By James Saville, Partner at Goldbug. James leads media and press strategy across PR campaigns.
Look around – worry, stress, economic hardship, geopolitical turmoil and social unease.
It’s on the up.
And the mood of the nation is playing a major role in the type of moments we, as people – as customers and employees – are more compelled to engage with.
It’s tempting to believe that this doom and gloom would cause people to embroil themselves more in negative content cycles – perhaps creating a boomerang algorithm where bad news just flies back round.
Yet the opposite is true.
This week we launched The Engagement Index 2025, in partnership with Opinium.
It serves as a barometer to help brands understand the ingredients to make the most engaging content.
And it shows that moments – including content, stories and campaigns – that bring positivity and hope are engaged with up to eight times more than those that are not.
The leading emotions people felt about the top moments in the Engagement Index were hope, love and happiness.
The moments that were voted most engaging against our robust criteria contained twice as much hope and love as the average – and 50% more happiness.
This presents opportunities for both internal and external engagement.
For internal, we must understand how emotional can we really be in our comms… and how to do it in a way that fits with your brand, tone and culture.
Getting the balance right on emotional vs. rational content is an important element in heading for advocacy.

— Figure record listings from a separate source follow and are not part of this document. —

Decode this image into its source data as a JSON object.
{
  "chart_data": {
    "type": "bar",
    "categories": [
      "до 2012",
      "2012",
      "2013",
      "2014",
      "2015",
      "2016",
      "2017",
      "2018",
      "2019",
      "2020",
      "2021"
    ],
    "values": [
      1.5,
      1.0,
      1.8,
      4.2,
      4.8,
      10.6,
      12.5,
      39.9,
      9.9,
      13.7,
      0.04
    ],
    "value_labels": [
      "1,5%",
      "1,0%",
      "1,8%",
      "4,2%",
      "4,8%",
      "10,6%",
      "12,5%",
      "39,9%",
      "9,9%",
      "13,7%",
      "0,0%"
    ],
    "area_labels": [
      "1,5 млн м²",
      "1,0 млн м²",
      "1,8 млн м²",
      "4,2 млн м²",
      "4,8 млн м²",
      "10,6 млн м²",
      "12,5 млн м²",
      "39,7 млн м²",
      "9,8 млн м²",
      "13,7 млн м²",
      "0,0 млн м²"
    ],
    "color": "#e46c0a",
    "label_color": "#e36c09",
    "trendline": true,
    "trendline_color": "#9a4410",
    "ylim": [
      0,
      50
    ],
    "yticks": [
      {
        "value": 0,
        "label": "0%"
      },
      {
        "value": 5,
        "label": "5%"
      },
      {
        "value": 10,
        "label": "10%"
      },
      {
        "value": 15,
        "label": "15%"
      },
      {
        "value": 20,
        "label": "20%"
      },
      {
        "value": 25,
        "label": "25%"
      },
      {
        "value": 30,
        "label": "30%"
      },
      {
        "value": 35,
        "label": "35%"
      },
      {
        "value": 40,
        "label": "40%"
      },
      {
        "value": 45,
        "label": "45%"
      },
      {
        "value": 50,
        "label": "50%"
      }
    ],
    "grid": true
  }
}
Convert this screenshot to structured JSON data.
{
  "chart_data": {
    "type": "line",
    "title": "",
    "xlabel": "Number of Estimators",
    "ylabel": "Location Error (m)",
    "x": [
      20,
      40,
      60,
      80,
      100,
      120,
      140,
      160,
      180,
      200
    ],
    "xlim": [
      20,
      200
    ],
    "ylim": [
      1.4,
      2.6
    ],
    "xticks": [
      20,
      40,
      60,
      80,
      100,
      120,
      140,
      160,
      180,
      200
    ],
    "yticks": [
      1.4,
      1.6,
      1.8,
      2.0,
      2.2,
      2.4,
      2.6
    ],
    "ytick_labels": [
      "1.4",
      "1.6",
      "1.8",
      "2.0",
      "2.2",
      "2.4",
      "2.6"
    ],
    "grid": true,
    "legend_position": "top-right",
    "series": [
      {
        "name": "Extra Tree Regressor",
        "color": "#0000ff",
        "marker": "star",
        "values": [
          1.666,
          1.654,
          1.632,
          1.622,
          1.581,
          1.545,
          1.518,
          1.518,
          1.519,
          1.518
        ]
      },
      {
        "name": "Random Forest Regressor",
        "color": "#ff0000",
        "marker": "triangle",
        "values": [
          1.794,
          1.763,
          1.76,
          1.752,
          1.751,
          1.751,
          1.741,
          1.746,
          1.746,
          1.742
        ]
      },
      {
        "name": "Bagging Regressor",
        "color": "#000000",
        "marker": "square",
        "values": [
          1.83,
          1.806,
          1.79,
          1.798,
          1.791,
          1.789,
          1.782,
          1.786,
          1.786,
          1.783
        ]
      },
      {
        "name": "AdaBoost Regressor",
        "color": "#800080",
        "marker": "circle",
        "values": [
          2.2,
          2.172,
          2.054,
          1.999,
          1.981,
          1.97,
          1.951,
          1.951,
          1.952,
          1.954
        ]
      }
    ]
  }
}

We can see from the results of the index that feelings, over everything, are where it’s at.
Leading with emotional messaging can feel at odds with a lot of the rational messaging we’re often handling in the internal mix, such as financial results, strategic priorities and of course anything that leans into re-orgs or redundancies.
But it shouldn’t stop us from considering the engagement factors needed in the tough messaging.
The Engagement Index talks to many emotional elements that really matter when we need to engage our employee audiences with more formal messaging.
On the outside, it’s clear that audiences are craving something positive to engage with: authentic ‘good’ with no agenda or personal gain.
For brands this provide a chance to showcase the ‘good’ you’re doing, whether that’s through social impact or how you’re ‘giving back’ to wider society or the community.
And it’s not just audiences; journalists are also seeking out lighter content to contrast balance out the negative news agenda. Audiences need to feel something to engage with it.
For brands, this isn’t just about vanity metrics.
Driving engagement through emotion provides an opportunity for brands that ladders right back to the bottom line.
We already know that people need to feel an emotional connection with a brand before they buy into it as a regular customer.
So now is the time to double-down on emotion and move your audience to win hearts as well as minds.